Why doesn't Protégé just use the default file encoding on my system?

It used to. As our user community grew, many users in different countries started to try and exchange Protégé projects and ran into the problems mentioned above. Users in the same physical location but with different Windows installations had problems moving projects around. Even users who where composing knowledge bases solely in English ran into this problem because the incompatibility is not at the language level but at the encoding (and machine) level. A number of our users requested that we deal with this problem somehow. Starting with release 1.9, we made UTF-8 the default file encoding for Protégé. UTF-8 was selected because (a) it can encode all Unicode characters, and (b) it's the most compatible our previous files.

How can I make Protégé use another file encoding?

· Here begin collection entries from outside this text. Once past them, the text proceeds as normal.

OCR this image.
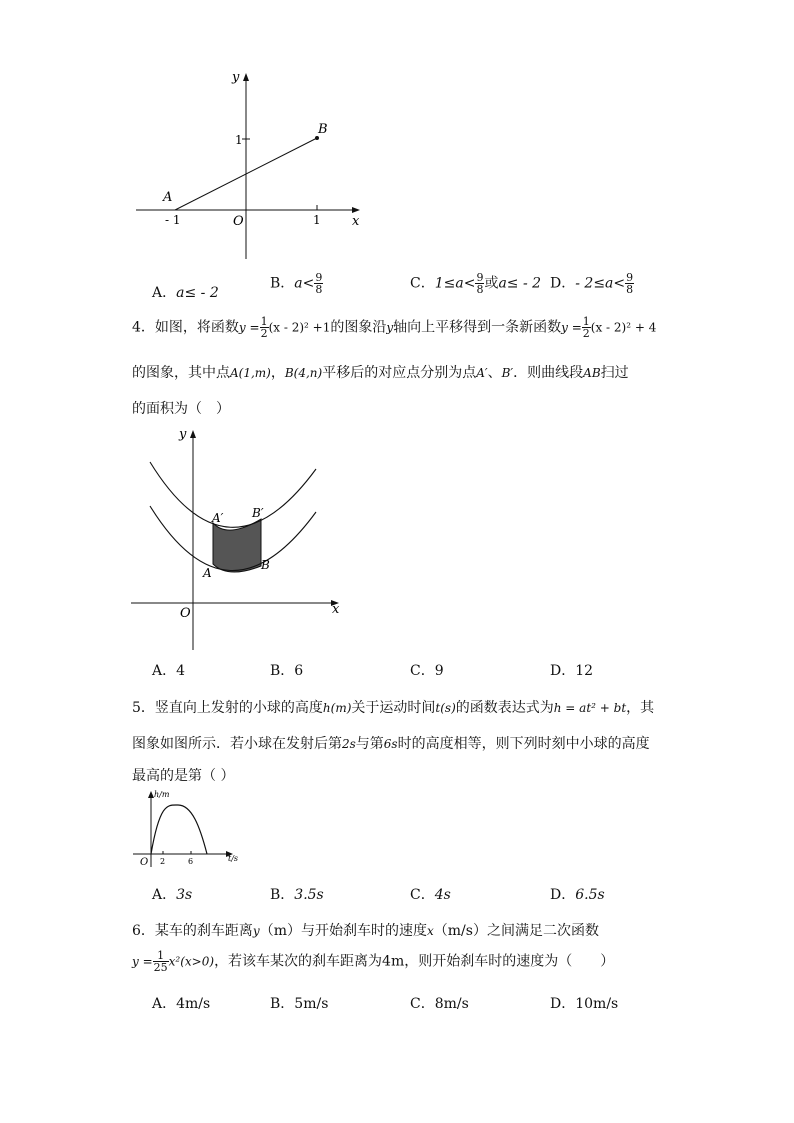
y
x
O
1
- 1	1
A
B
A．a≤ - 2
B．$a< \frac{9}{8}$	C．$1\le a< \frac{9}{8}$ 或a≤ - 2 D．- $2\le a< \frac{9}{8}$
4．如图，将函数$y = \frac{1}{2} (x - 2)^2 +1$的图象沿y轴向上平移得到一条新函数$y = \frac{1}{2} (x - 2)^2 + 4$
的图象，其中点A(1,m)，B(4,n)平移后的对应点分别为点A′、B′．则曲线段AB扫过
的面积为（　）
y
x
O
A
B
A′ B′
A．4	B．6	C．9	D．12
5．竖直向上发射的小球的高度h(m)关于运动时间t(s)的函数表达式为h = at² + bt，其
图象如图所示．若小球在发射后第2s与第6s时的高度相等，则下列时刻中小球的高度
最高的是第（ ）
h/m
t/s
O 2	6
A．3s	B．3.5s	C．4s	D．6.5s
6．某车的刹车距离y（m）与开始刹车时的速度x（m/s）之间满足二次函数
$y = \frac{1}{25} x^2(x>0)$，若该车某次的刹车距离为4m，则开始刹车时的速度为（　　）
A．4m/s	B．5m/s	C．8m/s	D．10m/s
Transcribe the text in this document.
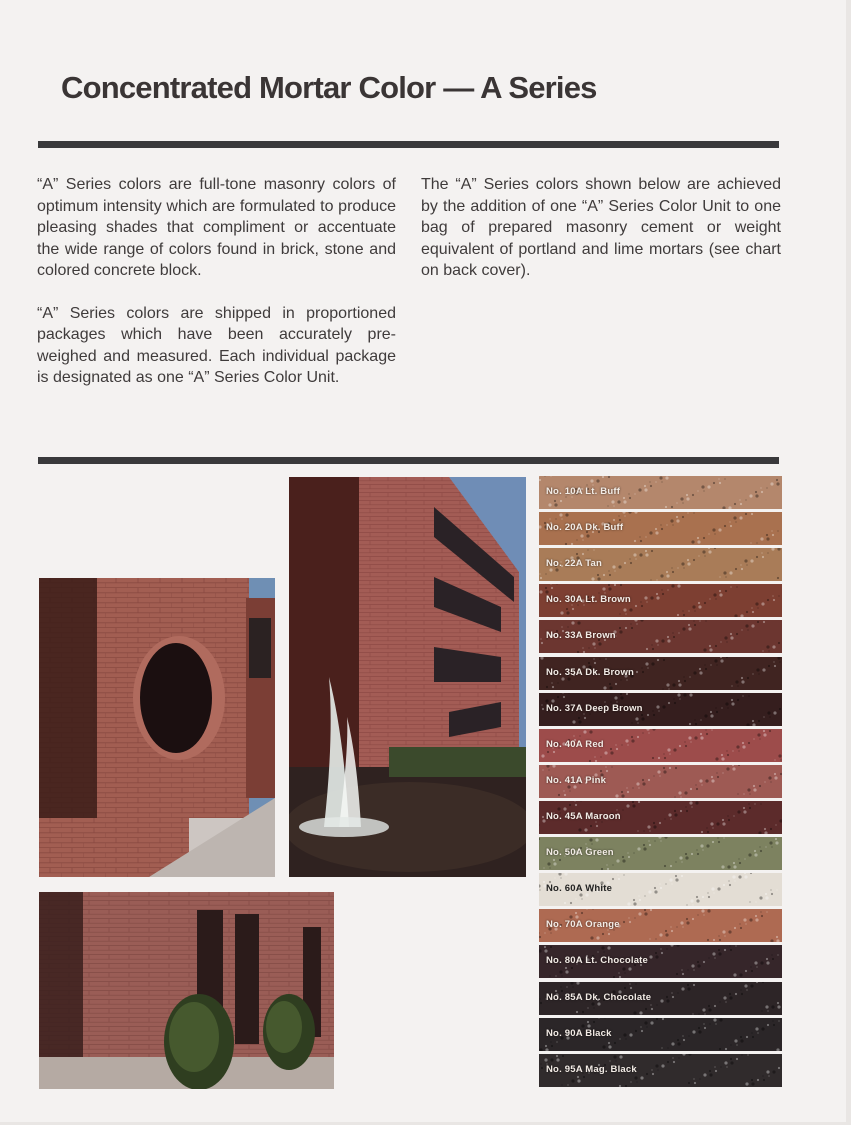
Concentrated Mortar Color — A Series

“A” Series colors are full-tone masonry colors of optimum intensity which are formulated to produce pleasing shades that compliment or accentuate the wide range of colors found in brick, stone and colored concrete block.

“A” Series colors are shipped in proportioned packages which have been accurately pre-weighed and measured. Each individual package is designated as one “A” Series Color Unit.

The “A” Series colors shown below are achieved by the addition of one “A” Series Color Unit to one bag of prepared masonry cement or weight equivalent of portland and lime mortars (see chart on back cover).

No. 10A Lt. Buff
No. 20A Dk. Buff
No. 22A Tan
No. 30A Lt. Brown
No. 33A Brown
No. 35A Dk. Brown
No. 37A Deep Brown
No. 40A Red
No. 41A Pink
No. 45A Maroon
No. 50A Green
No. 60A White
No. 70A Orange
No. 80A Lt. Chocolate
No. 85A Dk. Chocolate
No. 90A Black
No. 95A Mag. Black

We suggest that you don't do this. It will make it quite difficult for others to use your projects (or for you to use your projects on other machines). Nevertheless, it is possible. You need to specify the Java property "file.encoding=<encoding_name>" from the Java command line. If you start Protégé by double-clicking on the executable (or a PPRJ file), then you need to specify this property in the Protege.lax file in your Protégé installation directory.

How can I translate files between different encodings?

There's a program available in Sun's Java Development Kit called "native2ascii". In spite of the strange name, this program can convert a file in any encoding to any other encoding. The default behavior of this program is to translate a file from the native file encoding to UTF-8 (not ASCII !).

How can I troubleshoot my problems with fonts or file encodings?

If you're running Protégé from a script or batch file you need to be sure to set the file.encoding property at the Java command line. Otherwise, you'll get whatever the default is on your system. Starting with release 2.0, Protégé will print out a warning message on startup if you're not using UTF-8.

If you're running Protégé from inside of a Java development environment, you also need to set the file.encoding property. How you do this depends on your development environment.